Livestock farmers face a £10/t to £15/t price increase on animal feed between October and the end of the year, after spot markets for straights experienced a major price hike.

Soya has increased by close on £60/t from midsummer levels and is currently costing merchants around £355/t for delivery from November onwards.

Applying handling and transport costs to current spot prices would see soya on farm in the region of £370/t to £375/t.

Maize meal delivered in November will be up by £22/t compared to midsummer, with maize distillers rising by a similar amount, while soya hulls are up £12/t.

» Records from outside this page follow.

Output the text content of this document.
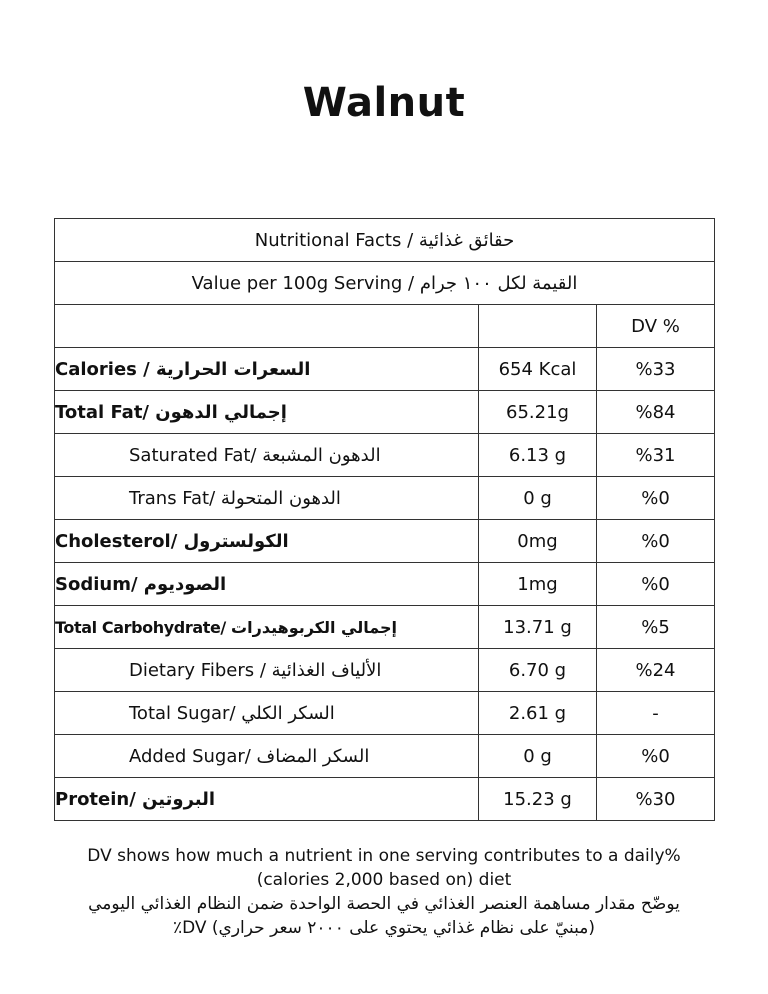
Walnut
Nutritional Facts / حقائق غذائية		
Value per 100g Serving / القيمة لكل ١٠٠ جرام		
		DV %
Calories / السعرات الحرارية	654 Kcal	%33
Total Fat/ إجمالي الدهون	65.21g	%84
Saturated Fat/ الدهون المشبعة	6.13 g	%31
Trans Fat/ الدهون المتحولة	0 g	%0
Cholesterol/ الكولسترول	0mg	%0
Sodium/ الصوديوم	1mg	%0
Total Carbohydrate/ إجمالي الكربوهيدرات	13.71 g	%5
Dietary Fibers / الألياف الغذائية	6.70 g	%24
Total Sugar/ السكر الكلي	2.61 g	-
Added Sugar/ السكر المضاف	0 g	%0
Protein/ البروتين	15.23 g	%30
DV shows how much a nutrient in one serving contributes to a daily%
(calories 2,000 based on) diet
يوضّح مقدار مساهمة العنصر الغذائي في الحصة الواحدة ضمن النظام الغذائي اليومي
(مبنيّ على نظام غذائي يحتوي على ٢٠٠٠ سعر حراري) DV٪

At present, rolled barley is being delivered on farm from £185/t to £190/t

Depending on quantities purchased, maize meal delivered on farm is likely to rise towards £205/t by November, with maize distillers at £230/t to £235/t, and soya hulls at £180/t to £185/t.

Sugar beet pulp is likely to cost in the region of £205/t.

At present, rolled barley is being delivered on farm from £185/t to £190/t, and it appears to be hardening in value as the UK harvest comes to an end.

The outlook for feed prices at the start of September was broadly steady, with several merchants reducing ration prices by £5/t at the start of the month.

Reversed

However, sources indicate this price cut will have to be reversed, either on 1 October, or by the end of the month.

Although higher prices appear imminent, feed mills are reluctant to apply the full price hike in one go.

Instead, merchants would prefer to spread any price increase over the next three months.

Dairy rations will potentially increase to £265 to £275/t

By that stage a 50% maize beef finishing ration is likely to cost in the region of £220 to £230/t, with a 16% growing ration at £230/ to £235/t.

Dairy rations will potentially increase to £265 to £275/t, depending on protein content and levels of soya included.

Rising market

Fuelling higher feed prices has been the re-emergence of China on global grain markets. As China re-stocks its national pig herd in the aftermath of African Swine Fever, it is absorbing large volumes of soya for pork production, and for its expanding poultry industry.

China has also emerged as a major buyer of global maize stocks after typhoons devastated domestic maize crops earlier this month.

Currency is an additional factor behind higher spot markets, with sterling significantly devalued against the US dollar amid concerns around ongoing trade talks with the EU.